Riabilitazione fisica per pazienti anziani ospedalizzati per insufficienza cardiaca.

Dalane W Kitzman, David J Whellan, Pamela Duncan et al. - The New England journal of medicine

Lo studio REHAB-HF ha mostrato che un intervento di riabilitazione fisica personalizzato ha migliorato la funzione fisica e la fragilità in pazienti anziani ospedalizzati per insufficienza cardiaca acuta, sebbene non abbia ridotto significativamente la riospedalizzazione o la morte. Il beneficio funzionale supporta la riabilitazione nei pazienti anziani con insufficienza cardiaca.

Contesto

I pazienti anziani ospedalizzati per insufficienza cardiaca acuta scompensata presentano tassi elevati di fragilità fisica, scarsa qualità della vita, recupero ritardato, e frequenti riospedalizzazioni. Gli interventi per affrontare la fragilità fisica in questa popolazione non sono ben stabiliti.

Metodi

Abbiamo condotto uno studio multicentrico, randomizzato e controllato per valutare un intervento di riabilitazione transizionale, personalizzato e progressivo che comprendeva quattro domini della funzione fisica (forza, equilibrio, mobilità, e resistenza). L'intervento è stato avviato durante, o subito dopo, l'ospedalizzazione per insufficienza cardiaca ed è stato proseguito dopo la dimissione per 36 sessioni ambulatoriali. L'esito primario era il punteggio sulla Short Physical Performance Battery (i punteggi totali vanno da 0 a 12, con punteggi più bassi che indicano una disfunzione fisica più grave) a 3 mesi. L'esito secondario era il tasso di riospedalizzazione per qualsiasi causa a 6 mesi.

Risultati

Un totale di 349 pazienti è stato randomizzato; 175 sono stati assegnati all'intervento di riabilitazione e 174 alle cure abituali (controllo). Al basale, i pazienti di ciascun gruppo presentavano una funzione fisica marcatamente compromessa, e il 97% era fragile o prefragile; il numero medio di condizioni coesistenti era cinque in ciascun gruppo.
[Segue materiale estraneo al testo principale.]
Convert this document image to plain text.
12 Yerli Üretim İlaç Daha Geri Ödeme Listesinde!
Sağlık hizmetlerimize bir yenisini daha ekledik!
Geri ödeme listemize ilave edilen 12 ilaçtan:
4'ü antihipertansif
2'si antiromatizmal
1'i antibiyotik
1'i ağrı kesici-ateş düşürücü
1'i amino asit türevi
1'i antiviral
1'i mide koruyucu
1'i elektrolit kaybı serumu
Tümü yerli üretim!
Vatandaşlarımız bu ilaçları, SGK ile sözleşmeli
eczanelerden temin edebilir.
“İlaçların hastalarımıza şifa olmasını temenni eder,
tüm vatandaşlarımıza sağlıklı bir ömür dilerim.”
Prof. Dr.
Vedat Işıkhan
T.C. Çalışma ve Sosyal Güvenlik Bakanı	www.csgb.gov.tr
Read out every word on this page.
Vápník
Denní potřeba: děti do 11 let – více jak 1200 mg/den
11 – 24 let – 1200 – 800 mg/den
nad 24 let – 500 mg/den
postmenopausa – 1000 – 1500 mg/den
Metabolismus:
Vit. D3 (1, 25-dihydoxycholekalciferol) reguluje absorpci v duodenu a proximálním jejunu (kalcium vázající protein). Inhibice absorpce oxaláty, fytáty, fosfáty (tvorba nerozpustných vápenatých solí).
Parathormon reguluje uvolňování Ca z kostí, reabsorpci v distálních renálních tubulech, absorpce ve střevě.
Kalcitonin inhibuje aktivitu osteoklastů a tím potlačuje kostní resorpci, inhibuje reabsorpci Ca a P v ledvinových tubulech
La ritenzione dei pazienti nel gruppo intervento era dell'82%, e l'aderenza alle sessioni di intervento era del 67%. Dopo aggiustamento per il punteggio basale della Short Physical Performance Battery e altre caratteristiche basali, la media dei minimi quadrati (±ES) del punteggio sulla Short Physical Performance Battery a 3 mesi era 8,3±0,2 nel gruppo intervento e 6,9±0,2 nel gruppo controllo (differenza media tra i gruppi, 1,5; intervallo di confidenza [IC] al 95%, 0,9 a 2,0; p<0,001). A 6 mesi, i tassi di riospedalizzazione per qualsiasi causa erano 1,18 nel gruppo intervento e 1,28 nel gruppo controllo (rate ratio, 0,93; IC al 95%, 0,66 a 1,19). Si sono verificati 21 decessi (15 da cause cardiovascolari) nel gruppo intervento e 16 decessi (8 da cause cardiovascolari) nel gruppo controllo. I tassi di morte per qualsiasi causa erano rispettivamente 0,13 e 0,10 (rate ratio, 1,17; IC al 95%, 0,61 a 2,27).

Conclusioni

In una popolazione eterogenea di pazienti anziani ospedalizzati per insufficienza cardiaca acuta scompensata, un intervento di riabilitazione precoce, transizionale, personalizzato e progressivo che includeva molteplici domini della funzione fisica ha determinato un maggiore miglioramento della funzione fisica rispetto alle cure abituali. (Finanziato dai National Institutes of Health e altri; numero ClinicalTrials.gov di REHAB-HF, NCT02196038.).